Homily for the Memorial Service for Frances Burnham
December 29, 2012
The Rev. Adam Thomas
“Who shall separate us from the love of Christ?” asks the Apostle Paul in the words that Wilson read a few minutes ago. “Shall tribulation, or distress, or persecution, or famine, or nakedness, or peril, or sword?”
“Nay,” says Paul, emphatically answering his own question. “In all these things we are more than conquerors through him that loved us.”
More than conquerors – what a wonderful phrase. On Wednesday, mere hours after Fran moved into her new life in the fullness of God, we gathered around her and spoke about how we would remember her during this service. We decided that these words from Paul were perfect, and then as we continued to plan and to talk about this wonderful woman, these three words – “more than conquerors” – kept surfacing in my mind. These are three words that seem to me as if the Apostle Paul wrote them about Frances Margarita Parry Burnham.
Fran was unconquerable in this life. On Wednesday, Amery – “Muffin” to most of you – told me that her mother was as elegant and graceful as could be, but that she was also made of steel. You’d think this an odd combination. How can steel be elegant? How can something so solid be graceful? But Fran was both steel and grace in equal measures.
Fran was unconquerable in this life, and this nature was no more evident than in her relations with us who are blessed to have known her. When I conversed with her, she made me feel like the only person in the world, such was her unwavering attention. I bet many of us have experienced that. Fran was the kind of person whose mere presence told you that you were loved, that there was someone always around to make sure things were okay, that there was someone always around to point out God’s movement in our midst. And we love her for all of this and more.
Fran was unconquerable in this life, even after her diagnosis, or perhaps, especially after her diagnosis. She was diagnosed with cancer back in the last century, if you can believe that. And from day one, she was never a person dying from disease. She was a person living with disease. She was a person of hope. Of faith. Of deep, unconquerable conviction. And she made manifest the joy of one who is fully and utterly dependent on the God who suffered with her during her worst days and danced with her during her best.
Yet we might be tempted to think that, in the end, death finally conquered her. Yes, Fran has died. Yes, she has passed on from this earthly life. But even through death, she remains more than a conqueror because of Christ who loved and continues to love her.
You see, this love for Fran, which resides deep in the heart of each person in this room, signals to us that we are still connected to her and that she is still connected to us. This love for Fran is enfolded and embedded in the love God has for each one of us. And the love that God has for each one of us, whether we live or die, never fails.
The Apostle Paul says what I am trying to say much better than I can. Right after the verses I mentioned earlier, Paul says, “For I am persuaded, that neither death, nor life, nor angels, nor principalities, nor powers, nor things present, nor things to come, nor height, nor depth, nor any other creature, shall be able to separate us from the love of God, which is in Christ Jesus our Lord.”
Nothing, not even death, will be able to separate us from the love of God. Death may be an end. But death is not the end.
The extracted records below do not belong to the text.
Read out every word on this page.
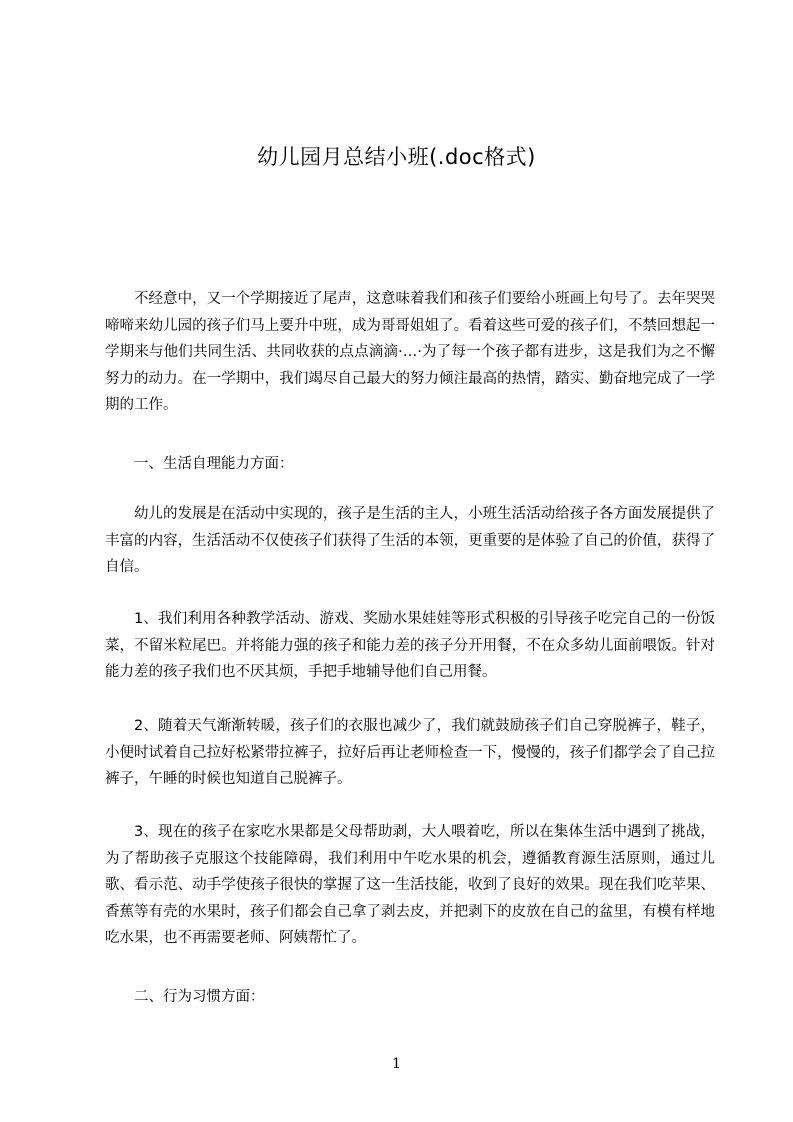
幼儿园月总结小班(.doc格式)
不经意中，又一个学期接近了尾声，这意味着我们和孩子们要给小班画上句号了。去年哭哭啼啼来幼儿园的孩子们马上要升中班，成为哥哥姐姐了。看着这些可爱的孩子们，不禁回想起一学期来与他们共同生活、共同收获的点点滴滴·…·为了每一个孩子都有进步，这是我们为之不懈努力的动力。在一学期中，我们竭尽自己最大的努力倾注最高的热情，踏实、勤奋地完成了一学期的工作。
一、生活自理能力方面：
幼儿的发展是在活动中实现的，孩子是生活的主人，小班生活活动给孩子各方面发展提供了丰富的内容，生活活动不仅使孩子们获得了生活的本领，更重要的是体验了自己的价值，获得了自信。
1、我们利用各种教学活动、游戏、奖励水果娃娃等形式积极的引导孩子吃完自己的一份饭菜，不留米粒尾巴。并将能力强的孩子和能力差的孩子分开用餐，不在众多幼儿面前喂饭。针对能力差的孩子我们也不厌其烦，手把手地辅导他们自己用餐。
2、随着天气渐渐转暖，孩子们的衣服也减少了，我们就鼓励孩子们自己穿脱裤子，鞋子，小便时试着自己拉好松紧带拉裤子，拉好后再让老师检查一下，慢慢的，孩子们都学会了自己拉裤子，午睡的时候也知道自己脱裤子。
3、现在的孩子在家吃水果都是父母帮助剥，大人喂着吃，所以在集体生活中遇到了挑战，为了帮助孩子克服这个技能障碍，我们利用中午吃水果的机会，遵循教育源生活原则，通过儿歌、看示范、动手学使孩子很快的掌握了这一生活技能，收到了良好的效果。现在我们吃苹果、香蕉等有壳的水果时，孩子们都会自己拿了剥去皮，并把剥下的皮放在自己的盆里，有模有样地吃水果，也不再需要老师、阿姨帮忙了。
二、行为习惯方面：
1
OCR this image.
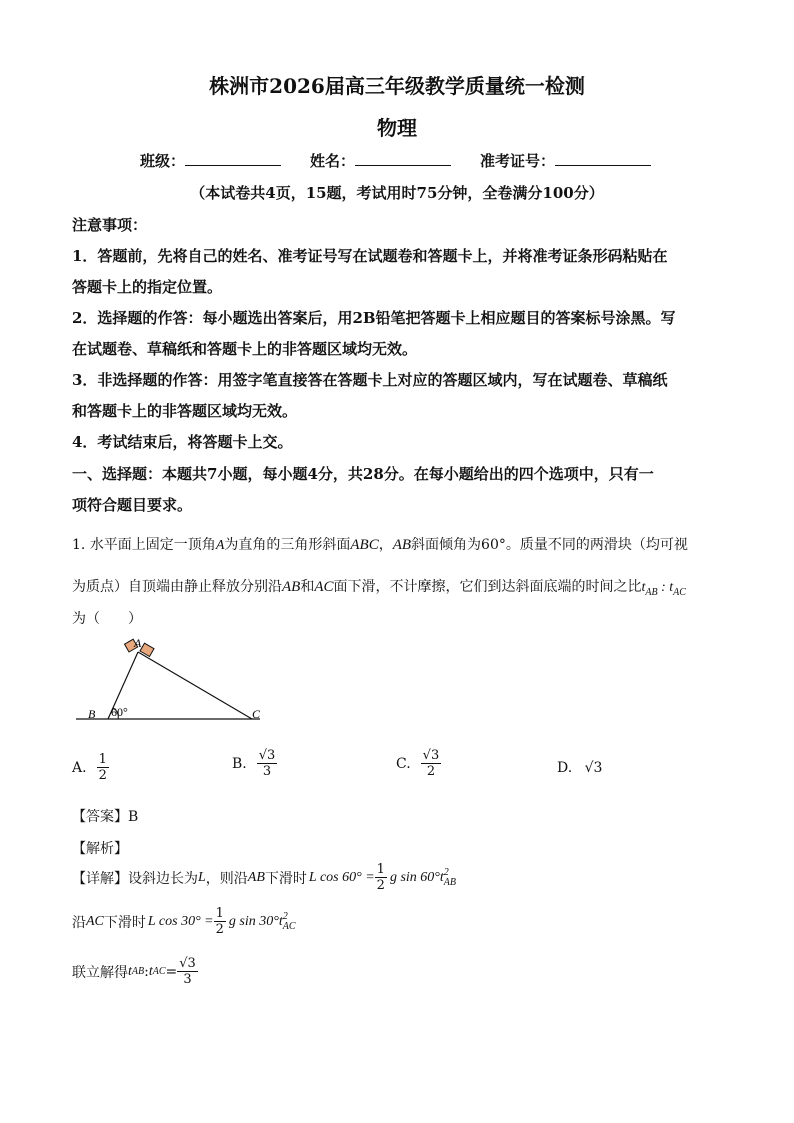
株洲市2026届高三年级教学质量统一检测
物理
班级：	姓名：	准考证号：
（本试卷共4页，15题，考试用时75分钟，全卷满分100分）
注意事项：
1．答题前，先将自己的姓名、准考证号写在试题卷和答题卡上，并将准考证条形码粘贴在
答题卡上的指定位置。
2．选择题的作答：每小题选出答案后，用2B铅笔把答题卡上相应题目的答案标号涂黑。写
在试题卷、草稿纸和答题卡上的非答题区域均无效。
3．非选择题的作答：用签字笔直接答在答题卡上对应的答题区域内，写在试题卷、草稿纸
和答题卡上的非答题区域均无效。
4．考试结束后，将答题卡上交。
一、选择题：本题共7小题，每小题4分，共28分。在每小题给出的四个选项中，只有一
项符合题目要求。
1. 水平面上固定一顶角A为直角的三角形斜面ABC，AB斜面倾角为60°。质量不同的两滑块（均可视
为质点）自顶端由静止释放分别沿AB和AC面下滑，不计摩擦，它们到达斜面底端的时间之比$t_{AB}$ : $t_{AC}$
为（　　）
A
B	C
60°
A. $\frac{1}{2}$	B. $\frac{√3}{3}$	C. $\frac{√3}{2}$	D. √3
【答案】B
【解析】
【详解】 设斜边长为 L ，则沿 AB 下滑时 L $\cos 60^\circ = \frac{1}{2}$ g sin 60°t 2
AB
沿 AC 下滑时 L $\cos 30^\circ = \frac{1}{2}$ g sin 30°t 2
AC
联立解得 t AB : t AC = $\frac{√3}{3}$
We know that death is an end. We’ve all sensed that reality this week. This ending causes sorrow and grief and feelings of loss. This ending causes tears and numbness and feelings of isolation. This ending causes pain and pit-of-the-stomach-aching-due-to-the-fact-that-Fran-is-gone-and-life-will-never-be-the-same. Love causes such feelings, so they are not bad or wrong. In fact, not loving someone makes death much easier to handle. But, again, death is an end…
…not the end. In the midst of our grief, God whispers to us the good news of this greater reality: “Nothing can separate Fran or you from my love.” The resurrection of Jesus Christ shows to us the utter lengths to which God goes to keep this promise. Resurrection is not some impersonal thing that may or may not impact our lives and deaths. Resurrection is not something to bring up just to make a grieving person feel better. The resurrection of Jesus Christ proclaims that God’s business is always to remain in life-giving relationships, whether that life is earthbound or found in the fullness of new life in God’s glory. Yes, death will occur; after all, resurrection does not take place without death. But life, in some superlative form, emerges when resurrection denies the finality of death.
Remember: Fran and you and I are more than conquerors through Christ who loves us. Death does happen, but eternal life happens with exponentially vaster scope than death ever could hope for. We grieve because we love Fran who has died. This is expected and natural and cathartic. But against all odds, grief mixes with joy when we remember that “whether we live or whether we die, we are the Lord’s possession.” We rejoice because death is not the end. The end is God, as was the beginning.
Fran is safely enfolded and embedded in God’s eternal and life-giving love, scrubbed clean of the cancer which was eroding her body, but which couldn’t come close to eroding her spirit or her soul. God promises to us that one day we, too, will be enfolded and embedded with her in that same love because nothing, not even death, can “separate us from the love of God in Christ Jesus our Lord.”